Whitman requested medicinal candy for injured soldiers when he served as a Civil War nurse IN THIS BUILDING [all caps mine. -ed.] Gonzalez-Torres cared for his partner Ross Laycock, named in the candy work's title, who died from HIV/AIDS in 1991. Captions for Gonzalez-Torres's candy works often list specific "ideal" weights. Yet as caretakers, owners, and museum staff must make ongoing decisions about the work's size and configuration, as well as whether to replenish the candy if visitors choose to take it.

The other text, on the Eakins label:
Platinum print
National Portrait Gallery, Smithsonian Institution
This intimate photograph of poet Walt Whitman (1819-1892), taken the year before his death, and Felix Gonzalez-Torres’ nearby candy work, “Untitled” (Portrait of Ross in L.A.), were shown in the National Portrait Gallery’s exhibition Hide/Seek: Difference and Desire in American Portraiture (2010-2011). We reunited them as a way to consider the nineteenth-century poet as a queer ancestor of the twentieth-century artist. Whitman and Gonzalez-Torres held creative strategies in common. Both continually modified their work, complicating notions of an original or static poem or artwork.
Whitman requested medicinal candy for injured soldiers when he served as a Civil War nurse IN THIS BUILDING [all caps mine. -ed.] Gonzalez-Torres cared for his partner Ross Laycock, named in the candy work’s title, who died from HIV/AIDS in 1991. Captions for Gonzalez-Torres’s candy works often list specific “ideal” weights. Yet as caretakers, owners, and museum staff must make ongoing decisions about the work’s size and configuration, as well as whether to replenish the candy if visitors choose to take it.

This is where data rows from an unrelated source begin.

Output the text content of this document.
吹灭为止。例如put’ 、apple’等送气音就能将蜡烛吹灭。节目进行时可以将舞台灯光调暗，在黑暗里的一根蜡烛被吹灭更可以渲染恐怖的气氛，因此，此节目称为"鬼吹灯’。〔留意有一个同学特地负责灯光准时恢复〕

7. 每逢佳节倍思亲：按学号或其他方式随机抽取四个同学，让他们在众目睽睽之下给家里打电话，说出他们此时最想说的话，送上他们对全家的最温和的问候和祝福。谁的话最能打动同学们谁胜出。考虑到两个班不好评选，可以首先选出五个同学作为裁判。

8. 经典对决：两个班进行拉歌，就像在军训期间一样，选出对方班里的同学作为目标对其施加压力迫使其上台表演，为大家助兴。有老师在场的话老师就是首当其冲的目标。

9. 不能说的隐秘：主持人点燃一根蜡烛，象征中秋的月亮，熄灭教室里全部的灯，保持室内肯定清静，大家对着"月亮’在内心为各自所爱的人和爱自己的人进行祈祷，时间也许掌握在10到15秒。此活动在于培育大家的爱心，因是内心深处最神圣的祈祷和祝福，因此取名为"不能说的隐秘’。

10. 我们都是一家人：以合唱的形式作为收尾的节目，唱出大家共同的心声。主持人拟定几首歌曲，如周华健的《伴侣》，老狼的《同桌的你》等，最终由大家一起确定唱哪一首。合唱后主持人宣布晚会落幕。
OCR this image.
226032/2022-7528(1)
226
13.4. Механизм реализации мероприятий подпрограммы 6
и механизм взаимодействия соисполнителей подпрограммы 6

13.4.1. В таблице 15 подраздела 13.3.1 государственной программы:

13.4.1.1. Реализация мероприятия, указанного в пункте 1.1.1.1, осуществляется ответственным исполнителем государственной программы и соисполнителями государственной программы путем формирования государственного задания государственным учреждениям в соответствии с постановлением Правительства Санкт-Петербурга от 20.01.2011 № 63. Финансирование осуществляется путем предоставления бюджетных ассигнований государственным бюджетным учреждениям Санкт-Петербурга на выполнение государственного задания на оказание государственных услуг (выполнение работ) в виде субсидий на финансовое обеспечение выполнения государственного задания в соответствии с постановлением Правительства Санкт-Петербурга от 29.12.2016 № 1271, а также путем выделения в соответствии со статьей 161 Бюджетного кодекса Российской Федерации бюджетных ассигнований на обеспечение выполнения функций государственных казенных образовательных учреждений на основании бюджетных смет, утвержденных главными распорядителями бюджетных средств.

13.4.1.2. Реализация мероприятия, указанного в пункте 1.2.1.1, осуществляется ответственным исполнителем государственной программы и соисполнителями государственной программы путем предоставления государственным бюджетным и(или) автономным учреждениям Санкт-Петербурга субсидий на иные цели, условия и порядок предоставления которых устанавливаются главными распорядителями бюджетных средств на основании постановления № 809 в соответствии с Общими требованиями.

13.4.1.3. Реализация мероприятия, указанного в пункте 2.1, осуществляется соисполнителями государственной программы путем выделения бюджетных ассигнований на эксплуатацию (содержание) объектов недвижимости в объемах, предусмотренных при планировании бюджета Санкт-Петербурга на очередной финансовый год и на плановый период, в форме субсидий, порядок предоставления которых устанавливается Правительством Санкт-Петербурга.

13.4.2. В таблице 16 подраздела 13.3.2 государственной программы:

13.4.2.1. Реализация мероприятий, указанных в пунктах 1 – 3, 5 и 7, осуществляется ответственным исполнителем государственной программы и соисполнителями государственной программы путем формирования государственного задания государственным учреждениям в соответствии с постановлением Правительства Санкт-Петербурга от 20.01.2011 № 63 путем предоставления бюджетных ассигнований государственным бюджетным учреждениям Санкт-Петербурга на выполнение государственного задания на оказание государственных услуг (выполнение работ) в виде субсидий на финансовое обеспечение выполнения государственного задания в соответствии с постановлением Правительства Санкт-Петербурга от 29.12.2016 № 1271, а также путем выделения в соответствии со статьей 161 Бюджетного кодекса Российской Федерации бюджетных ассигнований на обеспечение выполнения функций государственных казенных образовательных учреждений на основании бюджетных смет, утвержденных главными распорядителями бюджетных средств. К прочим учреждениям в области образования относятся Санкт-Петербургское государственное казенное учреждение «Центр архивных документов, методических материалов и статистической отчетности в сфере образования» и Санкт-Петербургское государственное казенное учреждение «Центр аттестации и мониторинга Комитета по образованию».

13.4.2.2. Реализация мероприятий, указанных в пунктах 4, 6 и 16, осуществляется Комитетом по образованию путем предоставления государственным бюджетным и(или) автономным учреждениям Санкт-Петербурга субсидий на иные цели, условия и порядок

So the point was powerfully and quietly made, via a portrait of one queer ancestor by another, about the resonances between Whitman constantly reworking his poems IN THIS BUILDING [again, -ed.] and nursing for wounded soldiers IN THIS BUILDING [sigh, -ed.] and Gonzalez-Torres nursing and mourning his dying partner.

And you know, as I typed out that text, I wondered if bringing back the specific pairing from the groundbreaking queer portraiture exhibition—shamefully censored by the Smithsonian chancellor without even seeing it or consulting the curator or museum leaders—and calling Whitman the queer ancestor, are curatorial workarounds for a Felix Gonzalez-Torres Foundation or Estate demand that his gay identity not be mentioned. Because that would be slick, and would also be worth reporting on, and calling out.

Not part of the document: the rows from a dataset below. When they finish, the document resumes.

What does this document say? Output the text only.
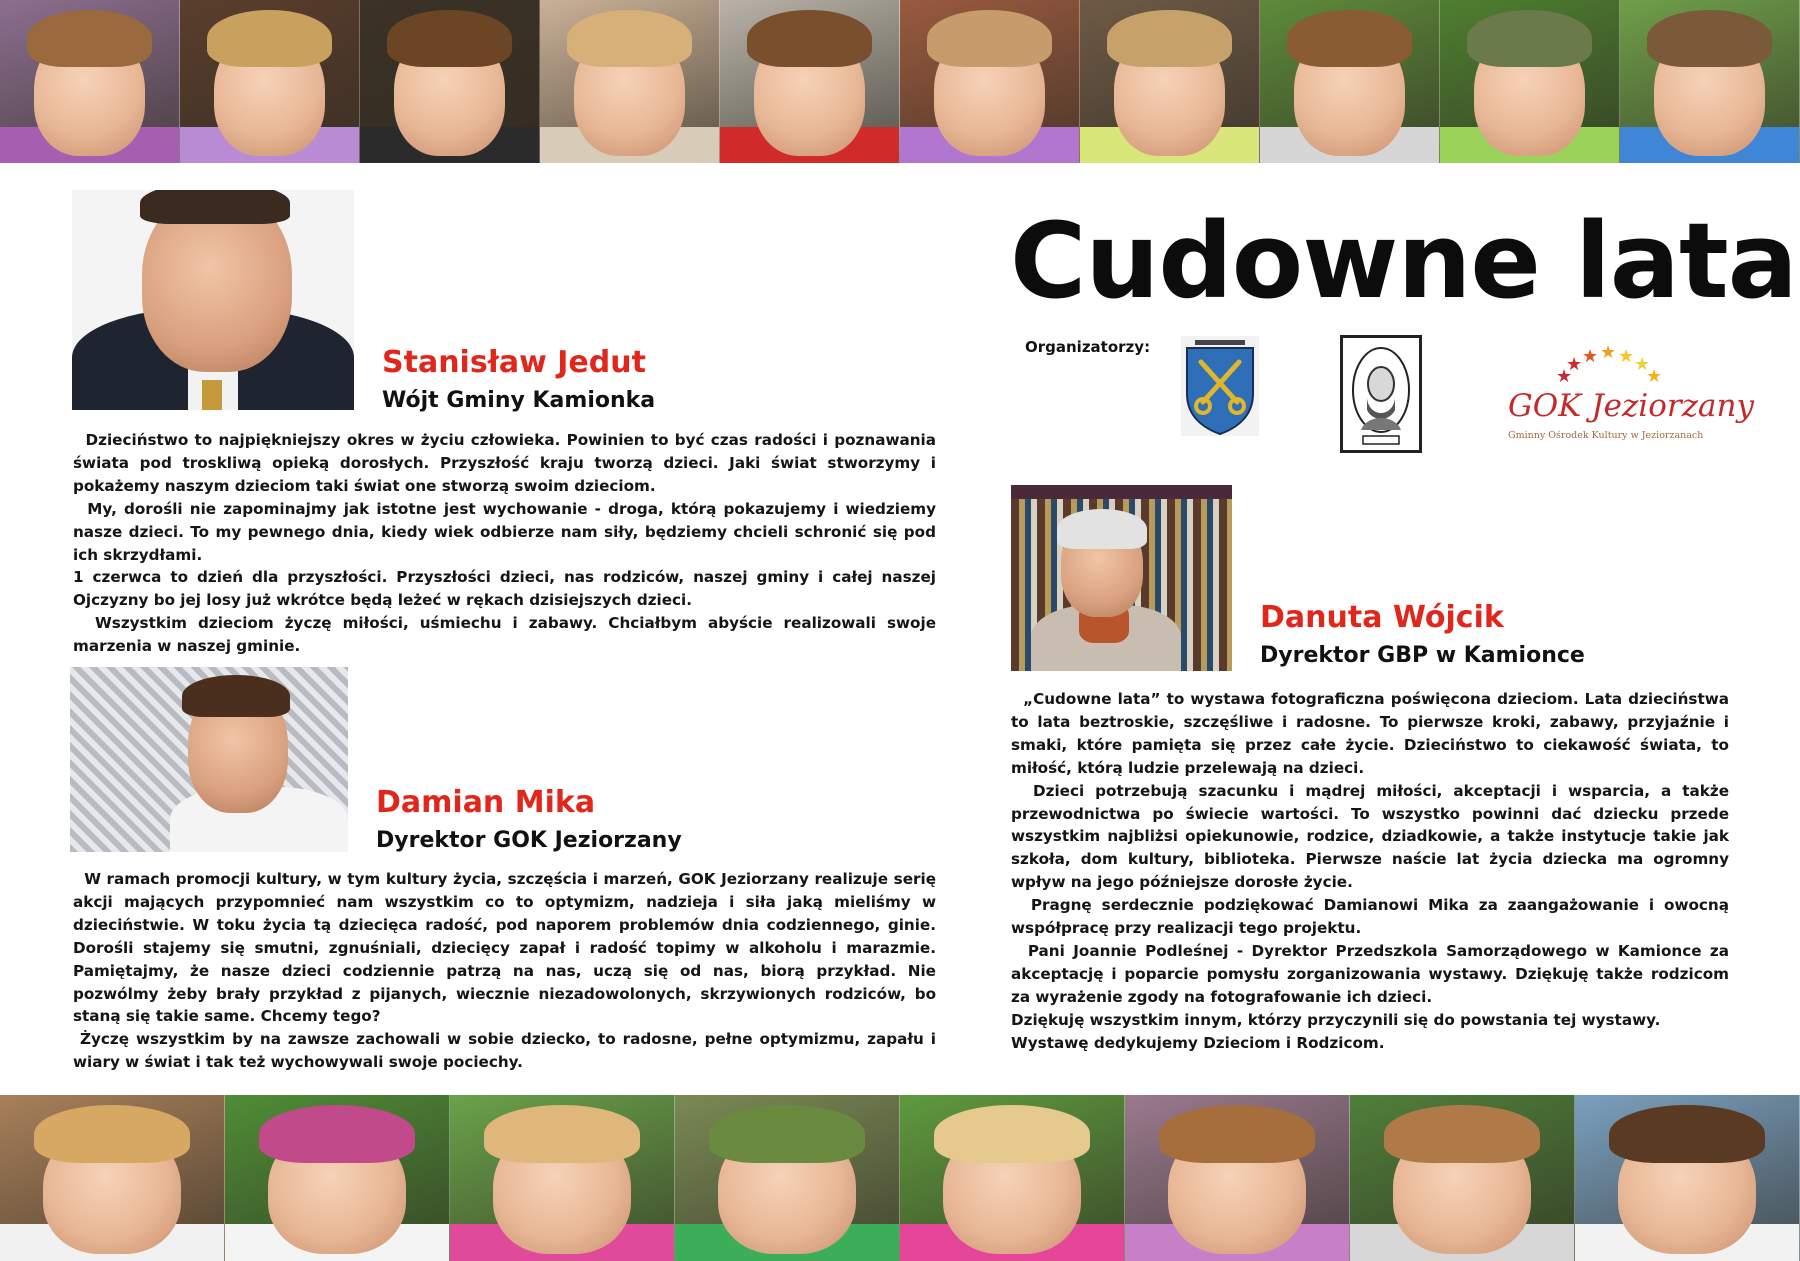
Cudowne lata
Organizatorzy:	★ ★ ★
★
★
★
★
GOK Jeziorzany
Gminny Ośrodek Kultury w Jeziorzanach
Stanisław Jedut
Wójt Gminy Kamionka

Dzieciństwo to najpiękniejszy okres w życiu człowieka. Powinien to być czas radości i poznawania świata pod troskliwą opieką dorosłych. Przyszłość kraju tworzą dzieci. Jaki świat stworzymy i pokażemy naszym dzieciom taki świat one stworzą swoim dzieciom.

My, dorośli nie zapominajmy jak istotne jest wychowanie - droga, którą pokazujemy i wiedziemy nasze dzieci. To my pewnego dnia, kiedy wiek odbierze nam siły, będziemy chcieli schronić się pod ich skrzydłami.

1 czerwca to dzień dla przyszłości. Przyszłości dzieci, nas rodziców, naszej gminy i całej naszej Ojczyzny bo jej losy już wkrótce będą leżeć w rękach dzisiejszych dzieci.

Wszystkim dzieciom życzę miłości, uśmiechu i zabawy. Chciałbym abyście realizowali swoje marzenia w naszej gminie.

Damian Mika
Dyrektor GOK Jeziorzany

W ramach promocji kultury, w tym kultury życia, szczęścia i marzeń, GOK Jeziorzany realizuje serię akcji mających przypomnieć nam wszystkim co to optymizm, nadzieja i siła jaką mieliśmy w dzieciństwie. W toku życia tą dziecięca radość, pod naporem problemów dnia codziennego, ginie. Dorośli stajemy się smutni, zgnuśniali, dziecięcy zapał i radość topimy w alkoholu i marazmie. Pamiętajmy, że nasze dzieci codziennie patrzą na nas, uczą się od nas, biorą przykład. Nie pozwólmy żeby brały przykład z pijanych, wiecznie niezadowolonych, skrzywionych rodziców, bo staną się takie same. Chcemy tego?

Życzę wszystkim by na zawsze zachowali w sobie dziecko, to radosne, pełne optymizmu, zapału i wiary w świat i tak też wychowywali swoje pociechy.

Danuta Wójcik
Dyrektor GBP w Kamionce

„Cudowne lata” to wystawa fotograficzna poświęcona dzieciom. Lata dzieciństwa to lata beztroskie, szczęśliwe i radosne. To pierwsze kroki, zabawy, przyjaźnie i smaki, które pamięta się przez całe życie. Dzieciństwo to ciekawość świata, to miłość, którą ludzie przelewają na dzieci.

Dzieci potrzebują szacunku i mądrej miłości, akceptacji i wsparcia, a także przewodnictwa po świecie wartości. To wszystko powinni dać dziecku przede wszystkim najbliżsi opiekunowie, rodzice, dziadkowie, a także instytucje takie jak szkoła, dom kultury, biblioteka. Pierwsze naście lat życia dziecka ma ogromny wpływ na jego późniejsze dorosłe życie.

Pragnę serdecznie podziękować Damianowi Mika za zaangażowanie i owocną współpracę przy realizacji tego projektu.

Pani Joannie Podleśnej - Dyrektor Przedszkola Samorządowego w Kamionce za akceptację i poparcie pomysłu zorganizowania wystawy. Dziękuję także rodzicom za wyrażenie zgody na fotografowanie ich dzieci.

Dziękuję wszystkim innym, którzy przyczynili się do powstania tej wystawy.

Wystawę dedykujemy Dzieciom i Rodzicom.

In 2007, after decades of community lobbying, a public art tribute was made to the volunteers and caregivers of people living with and dying from HIV/AIDS. An excerpt from the end of Walt Whitman’s poem, The Wound-Dresser was engraved around the entrance to the Dupont Circle metro station, the longtime heart of Washington, DC’s gay community, and three stops from the National Portrait Gallery:

Thus in silence in dreams’ projections,
Returning, resuming, I thread my way through the hospitals;
The hurt and wounded I pacify with soothing hand,
I sit by the restless all the dark night – some are so young;
Some suffer so much – I recall the experience sweet and sad . . .

The last two lines of the poem,

(Many a soldier’s loving arms about this neck have cross’d and rested,
Many a soldier’s kiss dwells on these bearded lips.)

were left off. But they happened—and were edited—in the building.